Mail.baby increase in false positive results

Incident Report for InterServer

Resolved

The new scanning cluster online and under testing. It will be slowly rolled out over the next 1 - 2 weeks if all goes well. With this change it will be quicker to add more resources to spam scanners quickly and scale up and down. Yesterday additional smtp + scanning systems were brought up for additional capacity but these types of system take longer to set up making auto scale more difficult. Additionally, mailbaby now checks email before the data command in smtp where previously every email was scanned even if it was known to be from an account that is a compromised account from a password disclosure, which will allow emails to be quickly blocked that we have 100% confidence are compromised.

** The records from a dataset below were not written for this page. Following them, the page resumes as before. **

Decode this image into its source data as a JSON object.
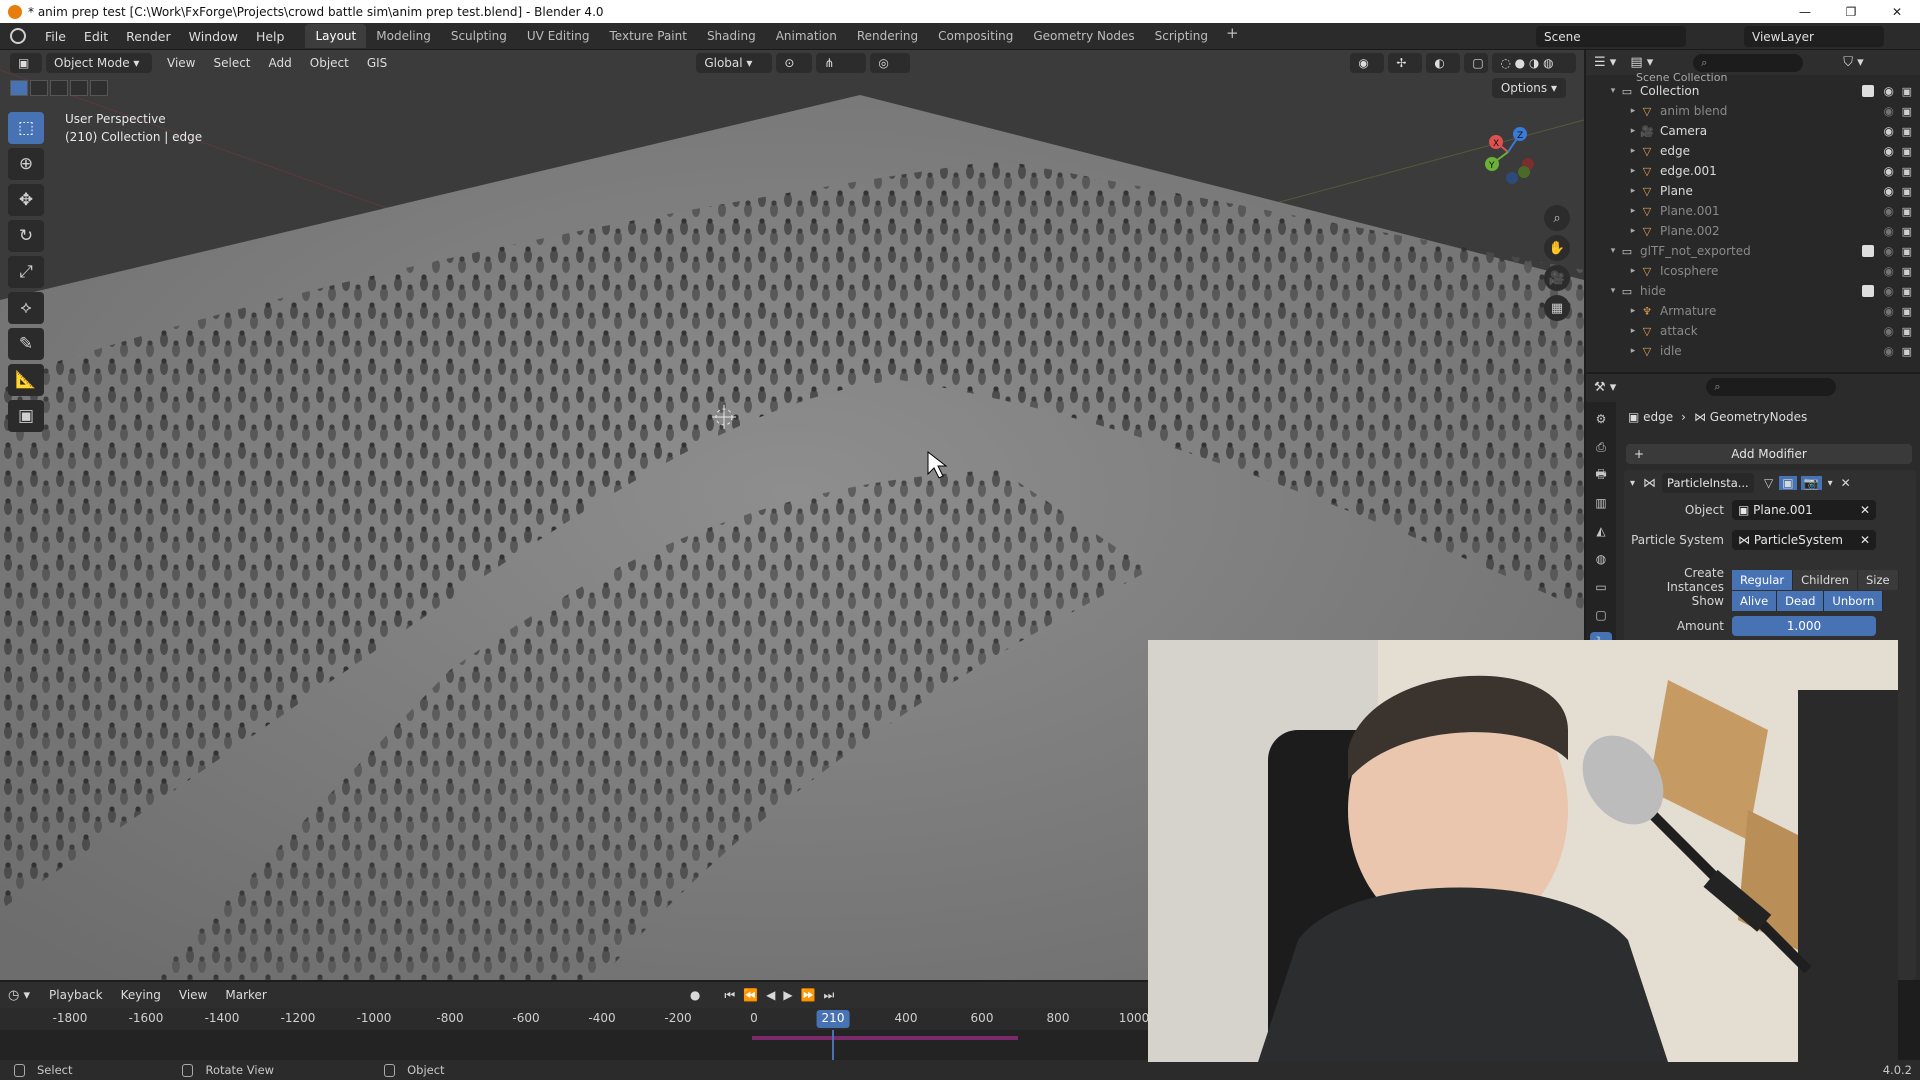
{
  "window": {
    "title": "* anim prep test [C:\\Work\\FxForge\\Projects\\crowd battle sim\\anim prep test.blend] - Blender 4.0",
    "controls": [
      "—",
      "❐",
      "✕"
    ]
  },
  "menu": {
    "items": [
      "File",
      "Edit",
      "Render",
      "Window",
      "Help"
    ]
  },
  "workspaces": {
    "tabs": [
      "Layout",
      "Modeling",
      "Sculpting",
      "UV Editing",
      "Texture Paint",
      "Shading",
      "Animation",
      "Rendering",
      "Compositing",
      "Geometry Nodes",
      "Scripting"
    ],
    "active": "Layout",
    "add": "+"
  },
  "scene": {
    "name": "Scene",
    "view_layer": "ViewLayer"
  },
  "viewport": {
    "mode": "Object Mode",
    "menus": [
      "View",
      "Select",
      "Add",
      "Object",
      "GIS"
    ],
    "transform": "Global",
    "options": "Options",
    "overlay_line1": "User Perspective",
    "overlay_line2": "(210) Collection | edge",
    "gizmo_axes": {
      "x": "X",
      "y": "Y",
      "z": "Z"
    }
  },
  "outliner": {
    "top_label": "Scene Collection",
    "rows": [
      {
        "label": "Collection",
        "type": "collection",
        "indent": 1,
        "dim": false
      },
      {
        "label": "anim blend",
        "type": "mesh",
        "indent": 2,
        "dim": true
      },
      {
        "label": "Camera",
        "type": "camera",
        "indent": 2,
        "dim": false
      },
      {
        "label": "edge",
        "type": "mesh",
        "indent": 2,
        "dim": false
      },
      {
        "label": "edge.001",
        "type": "mesh",
        "indent": 2,
        "dim": false
      },
      {
        "label": "Plane",
        "type": "mesh",
        "indent": 2,
        "dim": false
      },
      {
        "label": "Plane.001",
        "type": "mesh",
        "indent": 2,
        "dim": true
      },
      {
        "label": "Plane.002",
        "type": "mesh",
        "indent": 2,
        "dim": true
      },
      {
        "label": "glTF_not_exported",
        "type": "collection",
        "indent": 1,
        "dim": true
      },
      {
        "label": "Icosphere",
        "type": "mesh",
        "indent": 2,
        "dim": true
      },
      {
        "label": "hide",
        "type": "collection",
        "indent": 1,
        "dim": true
      },
      {
        "label": "Armature",
        "type": "armature",
        "indent": 2,
        "dim": true
      },
      {
        "label": "attack",
        "type": "mesh",
        "indent": 2,
        "dim": true
      },
      {
        "label": "idle",
        "type": "mesh",
        "indent": 2,
        "dim": true
      }
    ]
  },
  "properties": {
    "breadcrumb_object": "edge",
    "breadcrumb_modifier": "GeometryNodes",
    "add_modifier": "Add Modifier",
    "modifier_name": "ParticleInsta...",
    "object_label": "Object",
    "object_value": "Plane.001",
    "particle_system_label": "Particle System",
    "particle_system_value": "ParticleSystem",
    "create_instances_label": "Create Instances",
    "create_instances_options": [
      "Regular",
      "Children",
      "Size"
    ],
    "show_label": "Show",
    "show_options": [
      "Alive",
      "Dead",
      "Unborn"
    ],
    "amount_label": "Amount",
    "amount_value": "1.000"
  },
  "timeline": {
    "menus": [
      "Playback",
      "Keying",
      "View",
      "Marker"
    ],
    "ticks": [
      "-1800",
      "-1600",
      "-1400",
      "-1200",
      "-1000",
      "-800",
      "-600",
      "-400",
      "-200",
      "0",
      "400",
      "600",
      "800",
      "1000"
    ],
    "current_frame": "210"
  },
  "statusbar": {
    "items": [
      "Select",
      "Rotate View",
      "Object"
    ],
    "version": "4.0.2"
  }
}
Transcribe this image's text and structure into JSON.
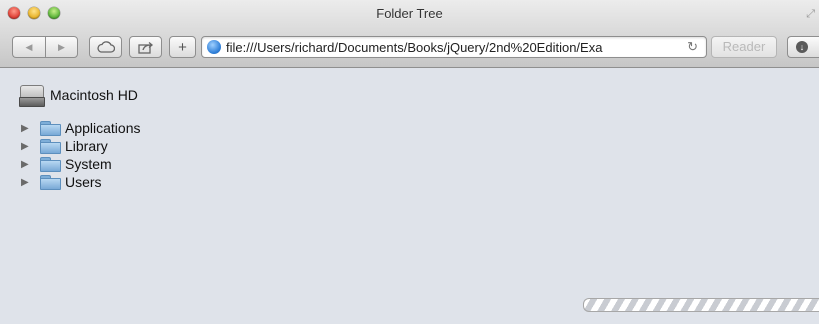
{
  "window": {
    "title": "Folder Tree"
  },
  "toolbar": {
    "back_icon": "back-arrow-icon",
    "forward_icon": "forward-arrow-icon",
    "cloud_icon": "icloud-tabs-icon",
    "share_icon": "share-icon",
    "add_label": "+",
    "address": {
      "url": "file:///Users/richard/Documents/Books/jQuery/2nd%20Edition/Exa",
      "reload_glyph": "↻"
    },
    "reader_label": "Reader",
    "downloads_icon": "downloads-icon"
  },
  "content": {
    "drive_label": "Macintosh HD",
    "tree": [
      {
        "label": "Applications",
        "disclosure": "▶"
      },
      {
        "label": "Library",
        "disclosure": "▶"
      },
      {
        "label": "System",
        "disclosure": "▶"
      },
      {
        "label": "Users",
        "disclosure": "▶"
      }
    ]
  },
  "colors": {
    "content_bg": "#dfe3ea",
    "folder_blue": "#79a9d6"
  }
}
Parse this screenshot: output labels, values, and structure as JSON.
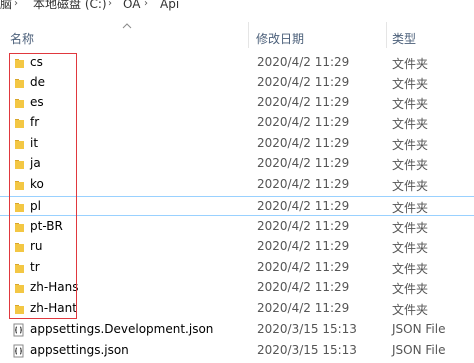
{
  "breadcrumb": {
    "items": [
      "脑",
      "本地磁盘 (C:)",
      "OA",
      "Api"
    ],
    "separator": "›"
  },
  "columns": {
    "name": "名称",
    "date": "修改日期",
    "type": "类型"
  },
  "rows": [
    {
      "name": "cs",
      "date": "2020/4/2 11:29",
      "type": "文件夹",
      "icon": "folder-icon"
    },
    {
      "name": "de",
      "date": "2020/4/2 11:29",
      "type": "文件夹",
      "icon": "folder-icon"
    },
    {
      "name": "es",
      "date": "2020/4/2 11:29",
      "type": "文件夹",
      "icon": "folder-icon"
    },
    {
      "name": "fr",
      "date": "2020/4/2 11:29",
      "type": "文件夹",
      "icon": "folder-icon"
    },
    {
      "name": "it",
      "date": "2020/4/2 11:29",
      "type": "文件夹",
      "icon": "folder-icon"
    },
    {
      "name": "ja",
      "date": "2020/4/2 11:29",
      "type": "文件夹",
      "icon": "folder-icon"
    },
    {
      "name": "ko",
      "date": "2020/4/2 11:29",
      "type": "文件夹",
      "icon": "folder-icon"
    },
    {
      "name": "pl",
      "date": "2020/4/2 11:29",
      "type": "文件夹",
      "icon": "folder-icon",
      "selected": true
    },
    {
      "name": "pt-BR",
      "date": "2020/4/2 11:29",
      "type": "文件夹",
      "icon": "folder-icon"
    },
    {
      "name": "ru",
      "date": "2020/4/2 11:29",
      "type": "文件夹",
      "icon": "folder-icon"
    },
    {
      "name": "tr",
      "date": "2020/4/2 11:29",
      "type": "文件夹",
      "icon": "folder-icon"
    },
    {
      "name": "zh-Hans",
      "date": "2020/4/2 11:29",
      "type": "文件夹",
      "icon": "folder-icon"
    },
    {
      "name": "zh-Hant",
      "date": "2020/4/2 11:29",
      "type": "文件夹",
      "icon": "folder-icon"
    },
    {
      "name": "appsettings.Development.json",
      "date": "2020/3/15 15:13",
      "type": "JSON File",
      "icon": "json-file-icon"
    },
    {
      "name": "appsettings.json",
      "date": "2020/3/15 15:13",
      "type": "JSON File",
      "icon": "json-file-icon"
    }
  ],
  "colors": {
    "folder": "#f3c744",
    "folder_dark": "#d9a62c",
    "selection_border": "#99d1ff",
    "highlight_box": "#e0383e",
    "header_text": "#4c607a"
  }
}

Posted May 15, 2024 - 15:00 EDT

Identified

Service has been operating normally for over 12 hours. Today we will be turning up more scanning servers. Additional work will be done to allow us to scale easily.

Posted May 15, 2024 - 09:18 EDT

Update

As of right now the issue is 80 - 90% solved. That is, it is working as it has been prior to today, but the system will be future proofed to prevent this. The issue started less than 24 hours ago where the the rules for spam were growing, and our spam scanner was taking longer to process emails. This was not due to an increase in volume and was difficult to pinpoint. When mail is blocked, it is based on the score of our spam scanner. Some emails we know will be blocked but choose to scan them before blocking them. Since the emails are known that are compromised or should be blocked as of today, these will be dropped before being scanned via a new plugin that will pull in the data of compromised accounts that exists already. This will block spam quicker, with out starting any scan, even a prefilter scan. This though was not the full solution, nor the cause. Because it was difficult to fully pinpoint a commiter of rspamd was brought in to further identify the root cause problem, and found issues with bayes handling in rspamd 3.8, but not 3.7 or the development version. Once this was addressed and was pushed out, new email began to process with with less false positives. As there was more volume, additional scanning systems were brought online and added to our clusters. To further future proof mailbaby, we will be creating fall back scanning servers that can be spun up even quicker and be able to immediately scale up as needed a process that is beginning now.

Posted May 14, 2024 - 18:34 EDT

Update

While we continue to actively work on this, there is significant improvement in identification while we further look into the overall cause. The false positives have partially been identified as a problem with bayes / statistics. Fixes are being tested and placed on slowly to prevent the accidental passing of actual spam. To help with this, known blocked senders will not be dropped earlier in an smtp transaction as opposed to after a full scan of an email.

Posted May 14, 2024 - 14:40 EDT

Investigating

We are currently investigating this issue.

Posted May 14, 2024 - 09:10 EDT

This incident affected: Services (Mailbaby).